Plusieurs centaines de personnes (entre 750 selon la Sûreté publique et un peu plus de 1 000 selon les syndicats) ont défilé vendredi 10 avril dans les rues de la Principauté à l’appel de l’Union des syndicats de Monaco (USM). Deux cortèges, partis de Fontvieille et de l’église Saint-Charles, ont convergé vers la place Sainte-Dévote avant de se diriger vers les Caisses de compensation des services sociaux (CCSS).
Fonctionnaires et salariés de l’hôtellerie, de la restauration, du spectacle et du bâtiment ont battu le pavé dans une mobilisation interprofessionnelle inédite par son ampleur depuis plusieurs années. Le mouvement s’est placé sous le mot d’ordre « Ciü Forti Ünseme » — plus forts ensemble.
La revendication centrale porte sur l’abrogation de la réforme de la Caisse autonome des retraites (CAR) adoptée en 2012, que l’USM juge durablement défavorable aux salariés. Selon les syndicats, cette réforme aurait engendré, sur une carrière entière, une perte de points équivalant à huit années de travail. Rappelons que les caisses de retraite monégasques restent, dans leur ensemble, excédentaires, ce qui différencie la situation de la Principauté de celle de ses voisins. Mais le gouvernement estime que l’allongement de l’espérance de vie fragilise structurellement le système et prépare une nouvelle réforme. Un groupe de travail doit proposer des options en juin, entre allongement de la durée de cotisations, hausse des cotisations ou ajustement des pensions.

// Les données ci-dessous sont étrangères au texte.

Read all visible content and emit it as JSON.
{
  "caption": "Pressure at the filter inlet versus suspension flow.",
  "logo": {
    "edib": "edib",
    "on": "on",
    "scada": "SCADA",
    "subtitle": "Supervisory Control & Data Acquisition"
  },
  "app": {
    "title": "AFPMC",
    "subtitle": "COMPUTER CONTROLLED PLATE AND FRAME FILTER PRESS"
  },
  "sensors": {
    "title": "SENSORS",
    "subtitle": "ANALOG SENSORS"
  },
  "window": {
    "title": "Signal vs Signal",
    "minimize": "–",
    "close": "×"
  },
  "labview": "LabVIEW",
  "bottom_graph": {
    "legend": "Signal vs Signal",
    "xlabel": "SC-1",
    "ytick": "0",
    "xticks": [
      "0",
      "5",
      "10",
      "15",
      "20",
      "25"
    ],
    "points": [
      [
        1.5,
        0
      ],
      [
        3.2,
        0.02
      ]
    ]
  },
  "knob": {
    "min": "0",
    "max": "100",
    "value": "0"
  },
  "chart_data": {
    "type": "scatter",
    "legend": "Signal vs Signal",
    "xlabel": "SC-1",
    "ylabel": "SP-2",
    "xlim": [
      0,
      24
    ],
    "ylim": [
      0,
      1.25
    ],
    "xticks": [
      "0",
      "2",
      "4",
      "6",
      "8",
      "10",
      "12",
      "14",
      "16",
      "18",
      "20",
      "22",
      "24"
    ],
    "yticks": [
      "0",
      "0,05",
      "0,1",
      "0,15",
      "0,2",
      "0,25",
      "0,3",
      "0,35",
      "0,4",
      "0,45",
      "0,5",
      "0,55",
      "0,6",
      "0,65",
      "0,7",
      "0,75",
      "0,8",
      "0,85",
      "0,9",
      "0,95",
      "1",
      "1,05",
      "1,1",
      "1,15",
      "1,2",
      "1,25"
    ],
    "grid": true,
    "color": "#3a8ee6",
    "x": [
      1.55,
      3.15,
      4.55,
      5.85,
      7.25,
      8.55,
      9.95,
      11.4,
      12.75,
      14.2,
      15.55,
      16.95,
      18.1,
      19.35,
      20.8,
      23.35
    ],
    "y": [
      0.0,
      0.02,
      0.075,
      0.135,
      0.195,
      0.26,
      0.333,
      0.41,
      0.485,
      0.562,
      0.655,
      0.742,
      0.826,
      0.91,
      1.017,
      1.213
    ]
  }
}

C’est précisément cette perspective qui a mis le feu aux poudres.
Pour l’USM, la logique est claire : les salariés auraient perdu près de dix points dans la répartition de la richesse produite à Monaco en un peu plus de dix ans, ce qui rend inacceptable, à leurs yeux, qu’on leur demande de nouveaux efforts. L’organisation revendique une contribution accrue des employeurs et le maintien de pensions à un niveau digne. Elle réclame aussi une revalorisation du salaire minimum — le SMIM — porté de 2 000 à 2 620 euros pour 39 heures hebdomadaires, ainsi qu’une indexation de l’ensemble des salaires sur l’évolution du coût de la vie.
Des griefs qui dépassent la seule question des retraites
La mobilisation du 10 avril a aussi été l’occasion d’exprimer d’autres frustrations accumulées. Les auxiliaires de puériculture, dont la dernière action remontait au 13 mars, étaient en première ligne. Elles réclament cinq jours de congés payés supplémentaires et dénoncent un taux d’absentéisme élevé, une pénibilité physique et psychologique importante et un manque de recrutement chronique, sans avoir reçu à ce jour de réponse de la mairie. L’absence de compte formation à Monaco a également été pointée : un salarié peut y travailler des années sans accéder à aucun dispositif de formation professionnelle.
La question du licenciement sans motif, dit « article 6 », a aussi traversé les prises de parole. Depuis plus de trente ans, l’USM combat cette disposition de la loi n° 729 du 16 mars 1963, qui fait de Monaco le seul pays d’Europe où un employeur peut mettre fin à un contrat sans en justifier le motif, générant selon les syndicats une pression permanente sur les salariés.
Les revendications portent enfin sur l’égalité des droits sociaux entre toutes les nationalités travaillant en Principauté, ainsi qu’entre les hommes et les femmes. Monaco compte quelque 5 000 fonctionnaires et plus de 60 000 salariés du secteur privé, pour l’essentiel des étrangers — Français, Italiens, Portugais, Roumains — dont les rémunérations nettes peuvent être jusqu’à 30 % supérieures à celles proposées en France. Une réalité que les manifestants nuancent : trajets contraignants, semaines de 41 heures, travail physique intense pèsent dans l’autre plateau de la balance.